Дар человеческой жизни исходит от Того, Кто дает ей зачаться, выливает как молоко, одевает кожей и плотью, а затем неустанно, любовно, ревниво следит за «отпущенным Им на свободу», человеческим существованием. Иов как будто вспоминает о своем создании, хотя и не может помнить его; он обращается слухом сердца к сердцу, как бы прислушивается к работе мысли или Слова, трудившегося над ним в материнской утробе, и находит несогласным с правдой Божией непомерный «вес» своих страданий с легкой «милостью» этого дара. Однако и несогласием, и воплем своим он свидетельствует прежде всего о том, что для него самоочевидно: что все его, Иова, существование открыло счет дней с той ночи, когда все уже было сказано однажды и навсегда, ибо работа милующей и творящей воли не растянулась на время созревания плода, а была совершена мгновенно, уложена в одно Слово, вобравшее в себя, охватившее и осветившее собой все то, что мы называем личностью, с ее радостью, верой, воплем, судьбой.
«Ибо Он сказал, — и сделалось;
Он повелел, — и явилось» (Пс.32, 9).
2. Вопрос о птицах и времени
Иову на его вопль отвечает само воплотившееся Слово, когда-то «облачившее» в плоть и его, Иова.
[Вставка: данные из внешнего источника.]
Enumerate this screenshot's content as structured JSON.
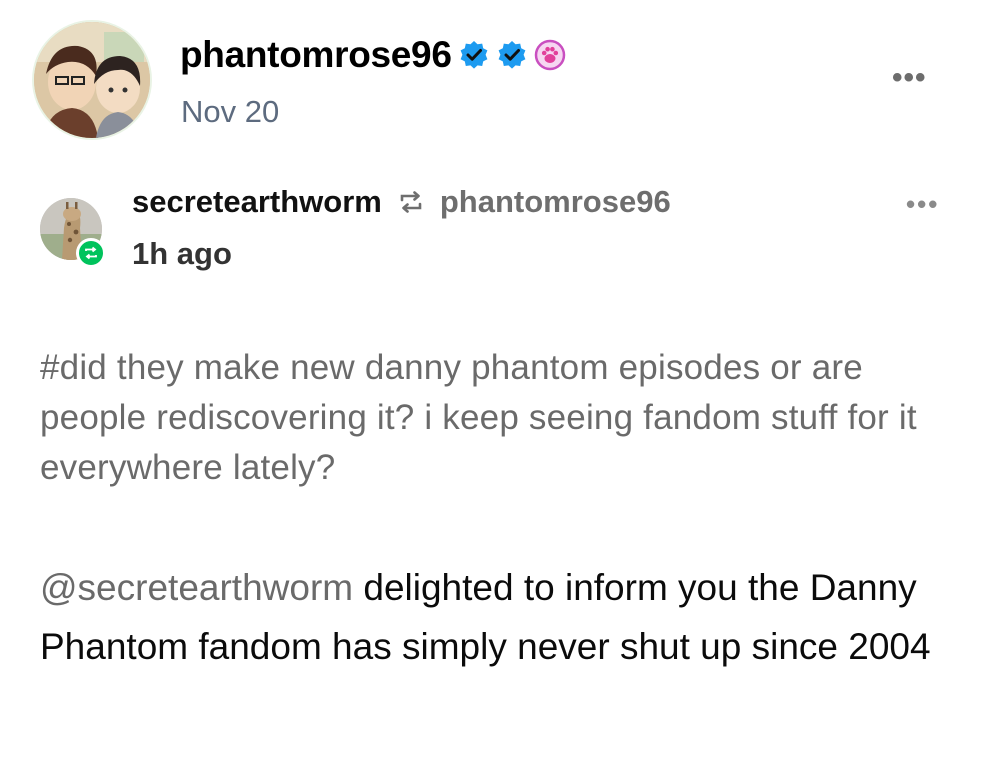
{
  "post": {
    "author": "phantomrose96",
    "date": "Nov 20",
    "avatar_icon": "anime-characters-avatar",
    "badges": [
      {
        "icon": "verified-check-badge-icon",
        "color": "#1d9bf0"
      },
      {
        "icon": "verified-check-badge-icon",
        "color": "#1d9bf0"
      },
      {
        "icon": "paw-badge-icon",
        "color": "#c94fc0"
      }
    ],
    "more_icon": "ellipsis-icon"
  },
  "reblog": {
    "user": "secretearthworm",
    "source": "phantomrose96",
    "time": "1h ago",
    "avatar_icon": "giraffe-avatar",
    "reblog_icon": "reblog-arrows-icon",
    "reblog_badge_color": "#00c35c",
    "more_icon": "ellipsis-icon"
  },
  "tags": "#did they make new danny phantom episodes or are people rediscovering it? i keep seeing fandom stuff for it everywhere lately?",
  "reply": {
    "mention": "@secretearthworm",
    "text": " delighted to inform you the Danny Phantom fandom has simply never shut up since 2004"
  },
  "colors": {
    "muted_text": "#6a6a6a",
    "date_text": "#5d6b7f",
    "accent_blue": "#1d9bf0",
    "accent_green": "#00c35c"
  }
}
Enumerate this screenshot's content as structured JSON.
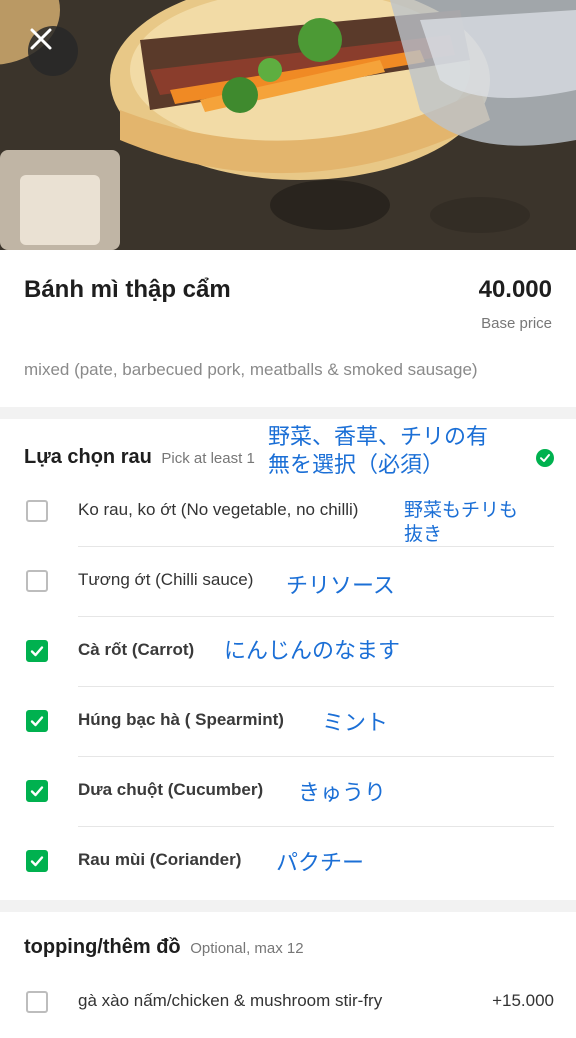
{
  "item": {
    "name": "Bánh mì thập cẩm",
    "price": "40.000",
    "price_caption": "Base price",
    "description": "mixed (pate, barbecued pork, meatballs & smoked sausage)"
  },
  "sections": [
    {
      "title": "Lựa chọn rau",
      "hint": "Pick at least 1",
      "note_line1": "野菜、香草、チリの有",
      "note_line2": "無を選択（必須）",
      "options": [
        {
          "label": "Ko rau, ko ớt (No vegetable, no chilli)",
          "checked": false,
          "note_line1": "野菜もチリも",
          "note_line2": "抜き"
        },
        {
          "label": "Tương ớt (Chilli sauce)",
          "checked": false,
          "note": "チリソース"
        },
        {
          "label": "Cà rốt (Carrot)",
          "checked": true,
          "note": "にんじんのなます"
        },
        {
          "label": "Húng bạc hà ( Spearmint)",
          "checked": true,
          "note": "ミント"
        },
        {
          "label": "Dưa chuột (Cucumber)",
          "checked": true,
          "note": "きゅうり"
        },
        {
          "label": "Rau mùi (Coriander)",
          "checked": true,
          "note": "パクチー"
        }
      ]
    },
    {
      "title": "topping/thêm đồ",
      "hint": "Optional, max 12",
      "options": [
        {
          "label": "gà xào nấm/chicken & mushroom stir-fry",
          "price": "+15.000",
          "checked": false
        }
      ]
    }
  ],
  "icons": {
    "close": "close-icon",
    "completed": "check-circle-icon",
    "checkbox_checked": "checkmark-icon"
  },
  "colors": {
    "accent_green": "#00b14f",
    "annotation_blue": "#1b6fd6"
  }
}
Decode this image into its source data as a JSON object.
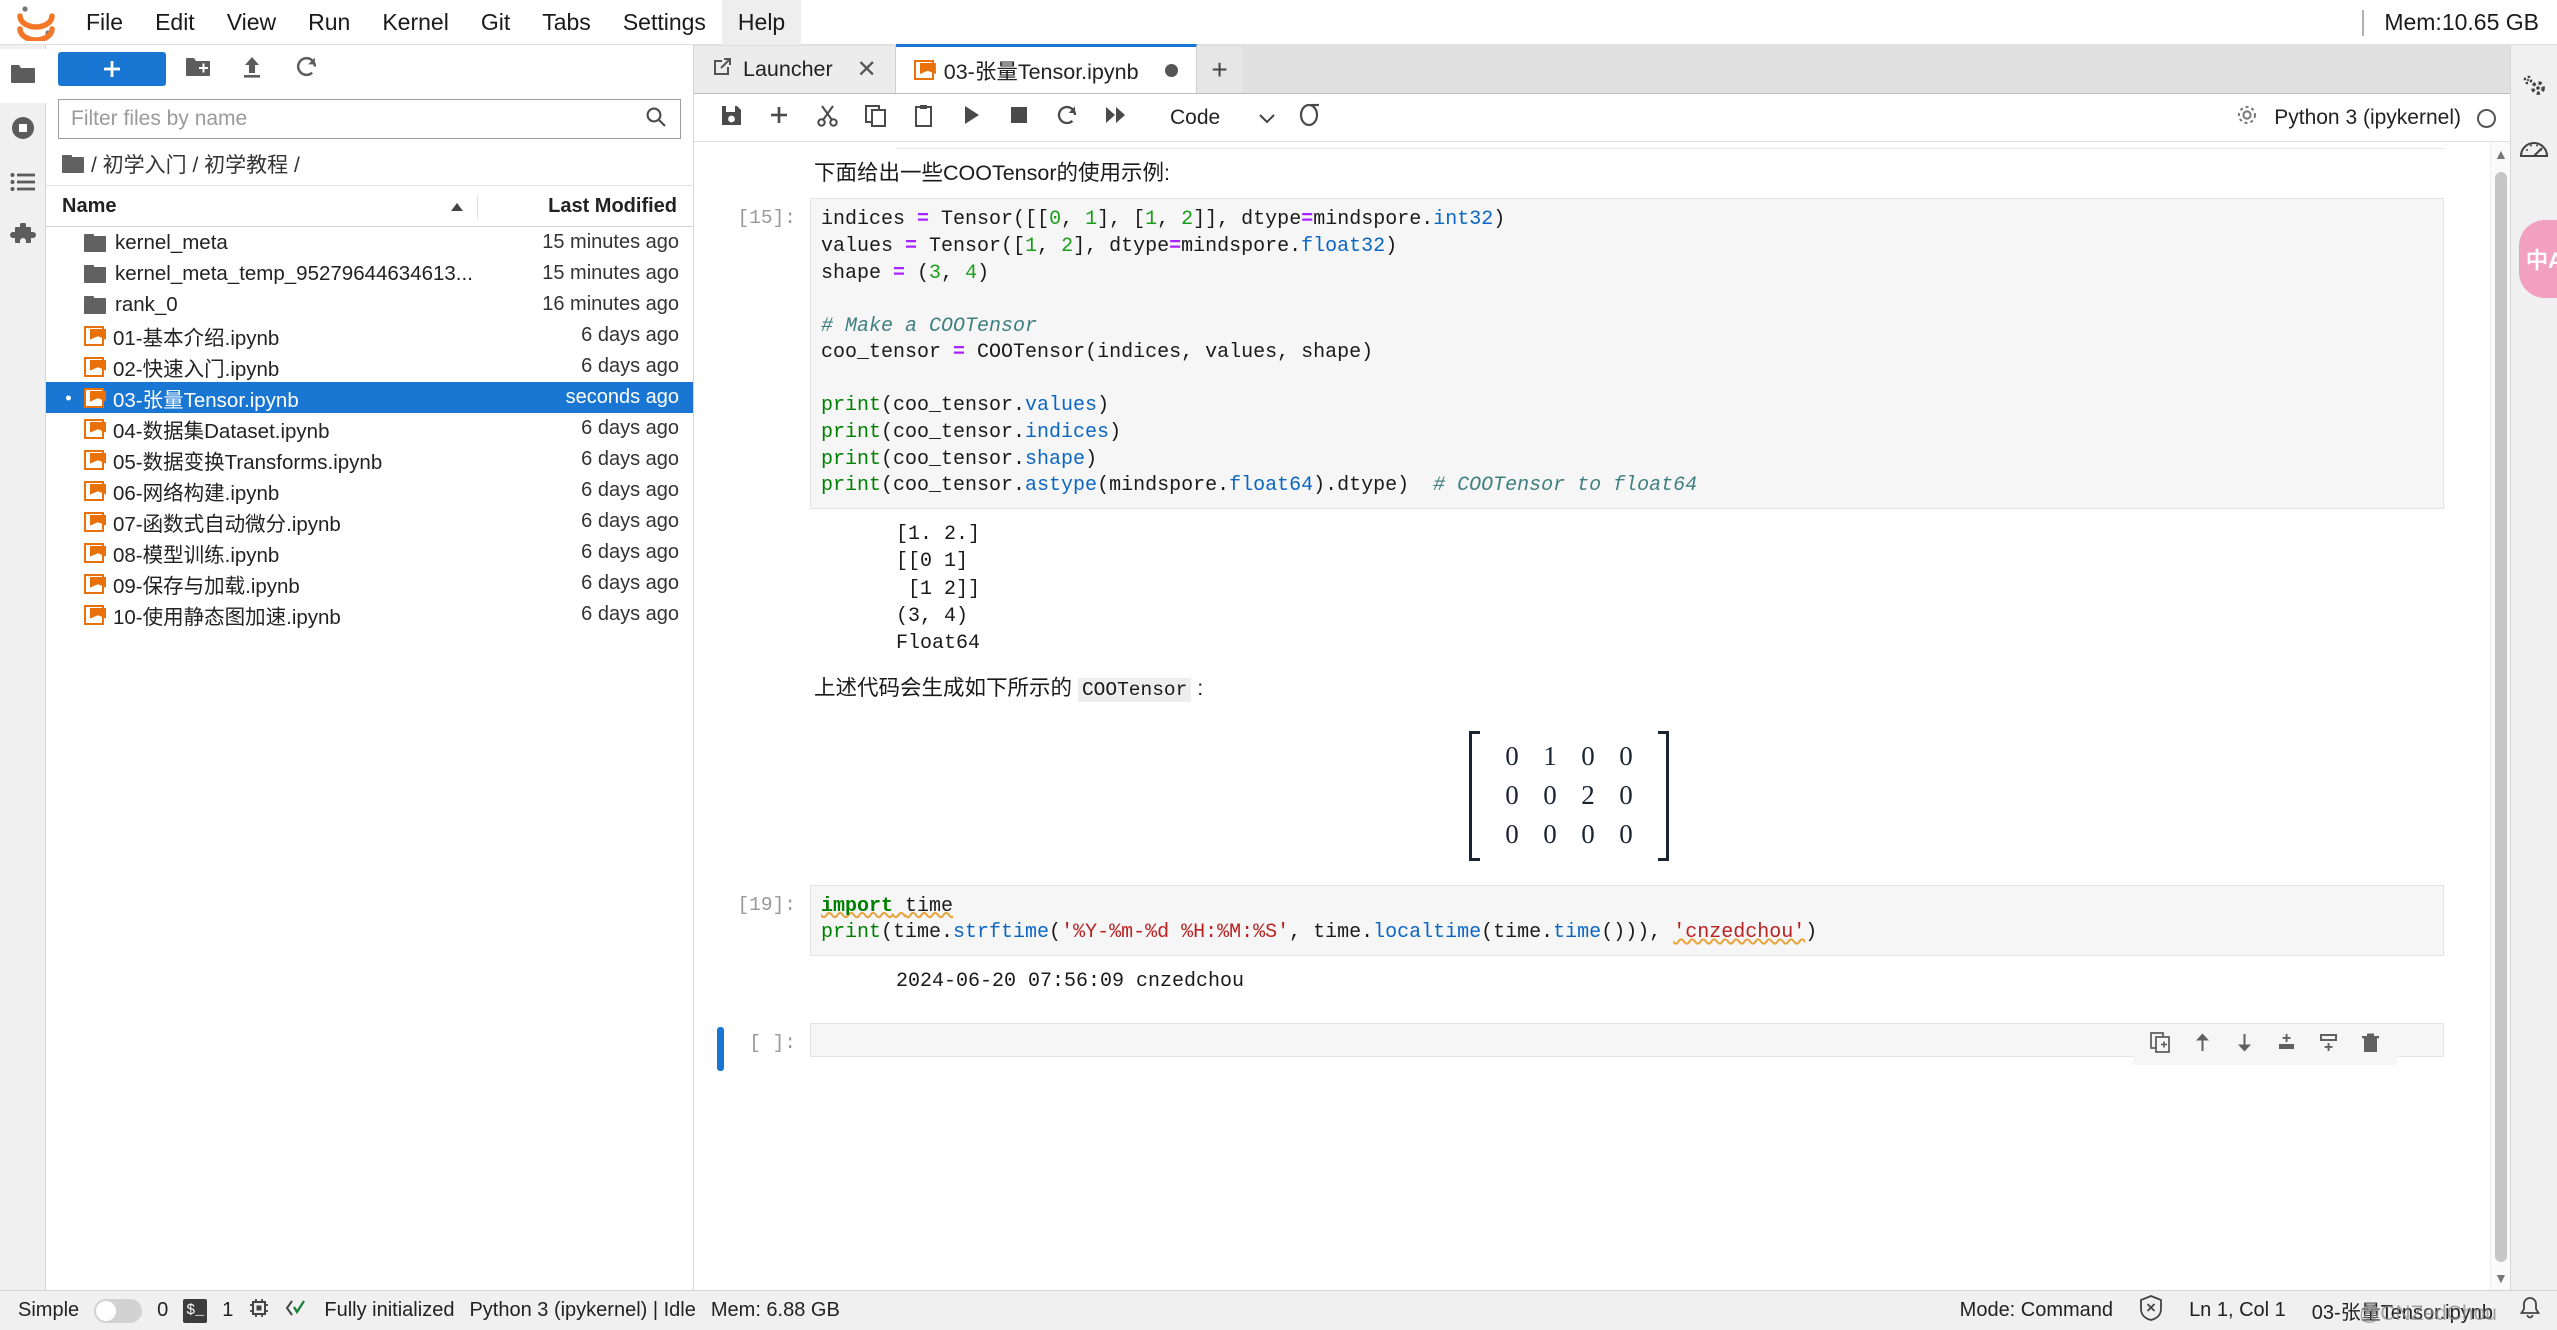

Предрекая грядущие гонения, Иисус говорит в ободрение ученикам: «Не две ли малые птицы продаются за ассарий? И ни одна из них не упадет на землю без воли Отца вашего. У вас же и волосы на голове все сочтены» (Мф. 10, 28-30).
Евангельские эти птицы как будто не допускают двух толкований: Промысел Божий обнимает собой все творение, а уж мир человеческий прежде всего. Существование наше начинается с тела, где все собрано воедино, сочленено, как бы предопределено и, вместе с тем, бесконечно открыто свободе. Если и вправду у нас и «волосы на голове сочтены», вопрос о том, когда именно Отец наш небесный принялся считать их, теряет смысл. Ясно ведь, что сочтены они были еще до нашего, так сказать, «разумного» времени, что они были учтены замыслом и словом, сказавшим «зачался человек», ибо Cлово Божие, когда говорит, творит, предвидит и любит. Когда мы слышим о малых птицах, смысл этого отрывка кажется очевидным, однако в стороне от этого чтения у нас часто возникает искушение «проверить счета Божии» и соблазняться о «временах и сроках».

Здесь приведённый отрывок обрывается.